”Tidak sempurna ibadah yang dikerjakan umat Islam sebelum memberikan apa-apa yang dicintainya.” (Al-Imran 92).
Agama hadir kemuka bumi ini untuk membebaskan (to liberate) manusia dari hukum rimba, kesewang-wenangan, ketidakadilan, kekerasan. Karena tujuan yang demikian itulah, segala bentuk penindasan, ketidakadilan, despotisme merupakan musuh agama yang pertama dan utama. Dan, ajaran-ajaran agama diarahkan untuk menciptkan suasana yang kondusif penuh cinta kasih, kesetaraan, keadilan dan kesejahteraan.
Namun, tujuan suci ini tidak selamanya sesuai dengan realitas yang terjadi. Alih-alih sebagai sarana transformasi, pembebasan dan kemanusiaan, agama justru acap menjadi problem bagi manusia.
Fungsi Agama
Fungsi agama sebagai petunjuk bagi segenap manusia (hudan li al-nass) seringkali meminta darah dan nyawa manusia untuk menebus keselamatan eskatologis nanti.
Jika demikian, mencari jalan lain untuk mencapai dan menuju tuhan tidak mesti melalui agama.
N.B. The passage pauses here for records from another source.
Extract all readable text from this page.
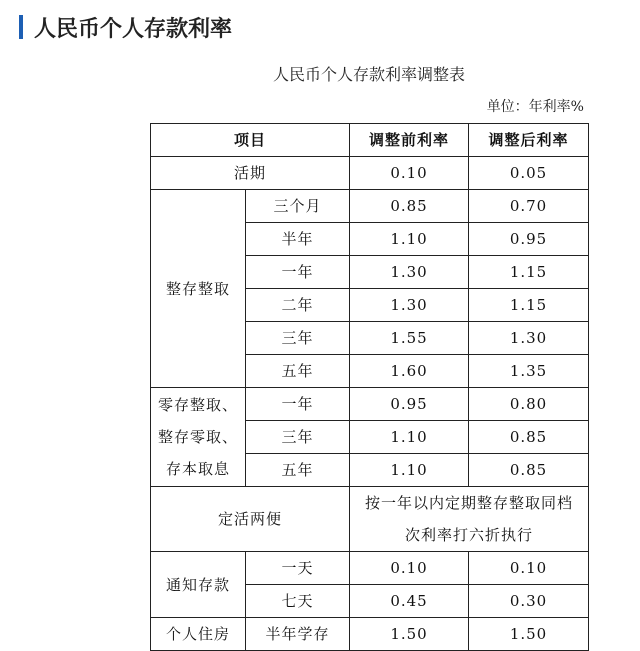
人民币个人存款利率
人民币个人存款利率调整表
单位：年利率%
项目		调整前利率	调整后利率
活期		0.10	0.05
整存整取	三个月	0.85	0.70
	半年	1.10	0.95
	一年	1.30	1.15
	二年	1.30	1.15
	三年	1.55	1.30
	五年	1.60	1.35

零存整取、
整存零取、
存本取息	一年	0.95	0.80
	三年	1.10	0.85
	五年	1.10	0.85
定活两便		按一年以内定期整存整取同档
次利率打六折执行	

通知存款	一天	0.10	0.10
	七天	0.45	0.30
个人住房	半年学存	1.50	1.50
Sebab, agama yang senantiasa diharapkan mampu memanusiakan manusia (to humanize human being), justru menjadi penghambat bagi terciptanya suasana yang kondusif diantara pluralitas agama.
Baca juga: Telaah Surat Al Baqarah: 43 tentang Keshalehan Spiritual dan Sosial
Kecuali itu, agama harus dikembalikan pada orientasi dan tujuan semula, yakni untuk kesejahteraan dan keselamatan manusia secara universal. Segala hal yang bertentangan dengan nilai-nilai universal harus ditolak dan ditafsirkan kembali menjadi sebuah tafsir yang humanis-kemanusiaan.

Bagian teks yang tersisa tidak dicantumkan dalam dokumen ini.